The conclusion is unavoidable that the external supernatural deity who was thought to live above the sky was a casualty of this tragedy. This was not a sudden death, since the underpinnings of this God have been eroded over the centuries by our understanding of the vastness of the universe, and such things as the discovery of the natural laws that explain how the world operates without reference to an invasive deity. It was, however, a death that could be ignored no longer, not even in our pious pretendings.

We now recognize that all religious systems are human inventions designed to overcome the trauma of self-consciousness. These systems were designed to encourage us to remain dependent children who expect to be taken care of by the heavenly parent. But the security that these systems sought to provide depended on our ability to make this parent God believable. When that God dies, we face the need to grow into a new maturity. The terrorist attack rendered this traditional God woefully inadequate.

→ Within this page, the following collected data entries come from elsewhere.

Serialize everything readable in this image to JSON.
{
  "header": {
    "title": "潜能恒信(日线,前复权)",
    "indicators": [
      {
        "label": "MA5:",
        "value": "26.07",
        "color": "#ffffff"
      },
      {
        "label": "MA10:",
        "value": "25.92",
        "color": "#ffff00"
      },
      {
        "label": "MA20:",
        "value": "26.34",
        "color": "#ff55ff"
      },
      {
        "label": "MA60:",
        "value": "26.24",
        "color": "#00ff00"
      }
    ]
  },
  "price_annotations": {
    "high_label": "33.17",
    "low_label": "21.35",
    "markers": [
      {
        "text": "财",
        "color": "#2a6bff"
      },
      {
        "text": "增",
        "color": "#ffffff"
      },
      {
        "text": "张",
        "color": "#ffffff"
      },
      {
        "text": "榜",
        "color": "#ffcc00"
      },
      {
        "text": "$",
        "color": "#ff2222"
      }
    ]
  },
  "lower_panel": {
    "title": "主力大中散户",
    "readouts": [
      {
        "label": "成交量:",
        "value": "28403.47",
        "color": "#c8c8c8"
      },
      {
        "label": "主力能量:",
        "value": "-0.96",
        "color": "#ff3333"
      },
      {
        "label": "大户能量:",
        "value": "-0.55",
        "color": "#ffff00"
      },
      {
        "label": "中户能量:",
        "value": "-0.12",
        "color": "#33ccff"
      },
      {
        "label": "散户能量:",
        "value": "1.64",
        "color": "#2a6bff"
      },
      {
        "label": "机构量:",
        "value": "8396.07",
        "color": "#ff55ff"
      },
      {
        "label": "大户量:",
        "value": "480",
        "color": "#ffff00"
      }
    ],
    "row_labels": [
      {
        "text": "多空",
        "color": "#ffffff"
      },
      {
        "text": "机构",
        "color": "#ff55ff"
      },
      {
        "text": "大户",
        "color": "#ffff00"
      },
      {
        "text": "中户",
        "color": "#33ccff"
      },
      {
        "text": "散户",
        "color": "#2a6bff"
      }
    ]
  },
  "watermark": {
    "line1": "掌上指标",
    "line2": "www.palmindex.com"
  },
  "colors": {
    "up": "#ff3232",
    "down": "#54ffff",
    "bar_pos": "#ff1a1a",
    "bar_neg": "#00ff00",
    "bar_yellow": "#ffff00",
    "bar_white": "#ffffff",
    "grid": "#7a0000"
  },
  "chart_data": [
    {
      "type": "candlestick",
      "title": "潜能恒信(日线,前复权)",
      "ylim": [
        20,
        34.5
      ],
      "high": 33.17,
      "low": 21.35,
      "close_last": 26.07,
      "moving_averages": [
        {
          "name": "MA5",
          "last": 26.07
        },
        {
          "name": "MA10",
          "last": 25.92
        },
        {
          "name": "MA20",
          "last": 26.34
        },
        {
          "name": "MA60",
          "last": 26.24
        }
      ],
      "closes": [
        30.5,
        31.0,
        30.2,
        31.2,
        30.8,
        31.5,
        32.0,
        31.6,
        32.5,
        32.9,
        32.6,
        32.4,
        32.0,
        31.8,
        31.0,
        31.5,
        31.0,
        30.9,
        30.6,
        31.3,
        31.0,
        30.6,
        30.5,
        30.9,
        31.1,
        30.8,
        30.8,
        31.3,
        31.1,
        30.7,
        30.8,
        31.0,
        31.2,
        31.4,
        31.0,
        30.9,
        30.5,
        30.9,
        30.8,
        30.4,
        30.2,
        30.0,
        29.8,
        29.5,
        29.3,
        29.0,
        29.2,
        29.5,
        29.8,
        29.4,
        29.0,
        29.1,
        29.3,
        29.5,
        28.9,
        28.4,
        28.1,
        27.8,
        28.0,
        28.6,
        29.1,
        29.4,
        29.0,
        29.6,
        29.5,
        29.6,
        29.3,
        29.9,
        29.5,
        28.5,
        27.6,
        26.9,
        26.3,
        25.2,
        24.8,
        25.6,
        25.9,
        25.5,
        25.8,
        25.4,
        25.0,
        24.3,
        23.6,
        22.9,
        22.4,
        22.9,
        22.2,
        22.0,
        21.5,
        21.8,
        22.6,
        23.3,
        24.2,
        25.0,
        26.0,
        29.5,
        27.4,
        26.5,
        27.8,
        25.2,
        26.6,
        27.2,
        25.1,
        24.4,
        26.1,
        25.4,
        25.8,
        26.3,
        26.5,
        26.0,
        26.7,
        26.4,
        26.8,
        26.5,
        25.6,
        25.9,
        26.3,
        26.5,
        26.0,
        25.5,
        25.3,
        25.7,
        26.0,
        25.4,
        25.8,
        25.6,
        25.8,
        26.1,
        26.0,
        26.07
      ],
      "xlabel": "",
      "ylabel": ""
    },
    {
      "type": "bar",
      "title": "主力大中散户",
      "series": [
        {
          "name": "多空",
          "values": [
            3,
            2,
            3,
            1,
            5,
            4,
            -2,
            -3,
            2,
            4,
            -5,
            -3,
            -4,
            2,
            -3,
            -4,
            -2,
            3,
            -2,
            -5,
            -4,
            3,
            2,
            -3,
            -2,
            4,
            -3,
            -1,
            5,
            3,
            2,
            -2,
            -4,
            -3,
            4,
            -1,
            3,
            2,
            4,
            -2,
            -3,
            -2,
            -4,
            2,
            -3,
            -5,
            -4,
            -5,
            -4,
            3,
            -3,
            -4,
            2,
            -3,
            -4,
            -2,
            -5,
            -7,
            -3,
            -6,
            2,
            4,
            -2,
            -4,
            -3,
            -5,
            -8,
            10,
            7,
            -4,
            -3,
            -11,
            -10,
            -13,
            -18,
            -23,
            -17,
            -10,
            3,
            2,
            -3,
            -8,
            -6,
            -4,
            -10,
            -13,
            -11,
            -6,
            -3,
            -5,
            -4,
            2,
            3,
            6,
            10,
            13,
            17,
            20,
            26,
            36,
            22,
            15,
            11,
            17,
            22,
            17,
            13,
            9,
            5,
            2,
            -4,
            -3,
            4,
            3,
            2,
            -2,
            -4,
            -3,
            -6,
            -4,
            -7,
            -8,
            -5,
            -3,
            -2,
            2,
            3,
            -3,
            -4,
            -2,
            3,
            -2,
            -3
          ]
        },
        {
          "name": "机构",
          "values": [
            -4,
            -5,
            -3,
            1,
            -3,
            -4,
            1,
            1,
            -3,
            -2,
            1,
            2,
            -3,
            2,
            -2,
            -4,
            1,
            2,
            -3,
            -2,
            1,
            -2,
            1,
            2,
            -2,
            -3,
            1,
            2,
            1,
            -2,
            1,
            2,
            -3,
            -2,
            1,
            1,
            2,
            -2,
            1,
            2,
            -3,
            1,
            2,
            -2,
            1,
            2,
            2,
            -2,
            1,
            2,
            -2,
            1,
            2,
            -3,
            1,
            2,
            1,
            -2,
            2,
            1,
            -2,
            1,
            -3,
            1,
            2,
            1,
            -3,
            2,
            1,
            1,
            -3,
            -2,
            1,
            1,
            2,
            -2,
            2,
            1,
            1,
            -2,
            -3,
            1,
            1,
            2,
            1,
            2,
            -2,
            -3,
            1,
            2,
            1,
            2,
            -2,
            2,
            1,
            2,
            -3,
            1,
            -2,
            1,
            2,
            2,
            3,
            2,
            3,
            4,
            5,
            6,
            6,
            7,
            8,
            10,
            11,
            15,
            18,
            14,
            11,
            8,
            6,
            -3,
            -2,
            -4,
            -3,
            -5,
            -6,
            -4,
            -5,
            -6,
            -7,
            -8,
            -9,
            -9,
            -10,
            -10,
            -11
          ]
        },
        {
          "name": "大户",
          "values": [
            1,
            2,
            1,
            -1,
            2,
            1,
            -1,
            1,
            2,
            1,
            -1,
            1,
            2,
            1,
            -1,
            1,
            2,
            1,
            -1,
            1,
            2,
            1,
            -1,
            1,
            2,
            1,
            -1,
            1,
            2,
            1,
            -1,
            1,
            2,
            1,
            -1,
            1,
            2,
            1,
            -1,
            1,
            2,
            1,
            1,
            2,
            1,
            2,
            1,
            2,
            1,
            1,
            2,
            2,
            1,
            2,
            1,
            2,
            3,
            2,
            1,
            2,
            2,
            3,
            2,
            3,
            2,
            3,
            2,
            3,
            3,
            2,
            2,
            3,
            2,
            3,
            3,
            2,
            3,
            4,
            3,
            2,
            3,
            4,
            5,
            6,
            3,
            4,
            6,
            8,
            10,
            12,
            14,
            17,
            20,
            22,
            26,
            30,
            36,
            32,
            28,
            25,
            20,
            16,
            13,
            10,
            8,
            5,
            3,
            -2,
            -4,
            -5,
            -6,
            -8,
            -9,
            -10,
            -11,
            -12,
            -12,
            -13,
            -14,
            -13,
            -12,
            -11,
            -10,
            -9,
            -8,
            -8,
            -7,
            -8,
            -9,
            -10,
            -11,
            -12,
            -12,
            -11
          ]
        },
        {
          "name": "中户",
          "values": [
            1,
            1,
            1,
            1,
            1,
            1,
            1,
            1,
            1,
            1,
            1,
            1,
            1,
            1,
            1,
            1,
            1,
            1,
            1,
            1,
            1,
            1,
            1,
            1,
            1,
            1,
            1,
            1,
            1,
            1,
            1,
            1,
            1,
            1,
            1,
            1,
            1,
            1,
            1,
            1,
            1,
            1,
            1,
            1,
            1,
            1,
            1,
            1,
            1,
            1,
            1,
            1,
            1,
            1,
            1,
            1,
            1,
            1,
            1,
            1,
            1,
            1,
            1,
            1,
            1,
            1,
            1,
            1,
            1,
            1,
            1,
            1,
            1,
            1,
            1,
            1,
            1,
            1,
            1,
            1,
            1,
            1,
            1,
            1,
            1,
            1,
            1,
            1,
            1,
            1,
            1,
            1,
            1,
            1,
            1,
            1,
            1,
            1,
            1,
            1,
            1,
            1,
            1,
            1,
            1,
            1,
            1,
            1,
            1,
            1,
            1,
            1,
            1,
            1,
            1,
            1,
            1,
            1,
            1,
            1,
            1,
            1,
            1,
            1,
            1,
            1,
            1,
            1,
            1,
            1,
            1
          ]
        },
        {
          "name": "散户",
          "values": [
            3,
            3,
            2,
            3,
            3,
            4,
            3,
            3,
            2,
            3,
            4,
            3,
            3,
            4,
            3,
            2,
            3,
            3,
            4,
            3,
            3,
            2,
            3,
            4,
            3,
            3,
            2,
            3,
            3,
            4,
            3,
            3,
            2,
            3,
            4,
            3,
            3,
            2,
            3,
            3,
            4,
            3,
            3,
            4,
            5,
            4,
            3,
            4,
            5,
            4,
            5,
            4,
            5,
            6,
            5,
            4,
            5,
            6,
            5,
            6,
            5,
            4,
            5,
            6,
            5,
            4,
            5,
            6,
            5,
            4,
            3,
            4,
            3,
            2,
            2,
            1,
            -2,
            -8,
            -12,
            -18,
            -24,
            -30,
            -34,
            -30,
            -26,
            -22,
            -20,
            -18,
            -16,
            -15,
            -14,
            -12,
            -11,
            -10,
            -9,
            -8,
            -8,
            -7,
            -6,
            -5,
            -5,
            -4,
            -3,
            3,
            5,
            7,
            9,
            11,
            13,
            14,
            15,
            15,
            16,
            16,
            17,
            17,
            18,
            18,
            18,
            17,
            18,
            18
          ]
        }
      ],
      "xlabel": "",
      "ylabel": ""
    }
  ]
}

So facing this testing moment in history, 21st century Christians can no longer speak of God in the supernatural concepts of yesterday. Yet we have no other vocabulary at our disposal. That is the crisis of our generation. The supernatural deity is no more. The death of this God was announced by Nietsche in the 19th Century. It was proclaimed by radical theologians through the secular media in the 1960s. It finally entered our consciousness to stay with the attacks of Sept. 11.

While we are convinced that our God experience is real, our God-talk is obviously bankrupt. A radical new way to make sense of our God experience must be developed. We have to be able to demonstrate that atheism is not the only alternative to a dying theism.

Can we speak of God with meaning in a world where there is no divine protector, where human claims to possess purpose and meaning have no validity, and where chance and randomness are defining realities? If we cannot, then God will inevitably fade from our minds. To achieve this becomes the highest priority for churches, synagogues, mosques and other religious institutions. Our energy can no longer be expended in the vain effort to do a facelift on the corpse of yesterday's religious symbols.

So for God's sake, let the reformation begin.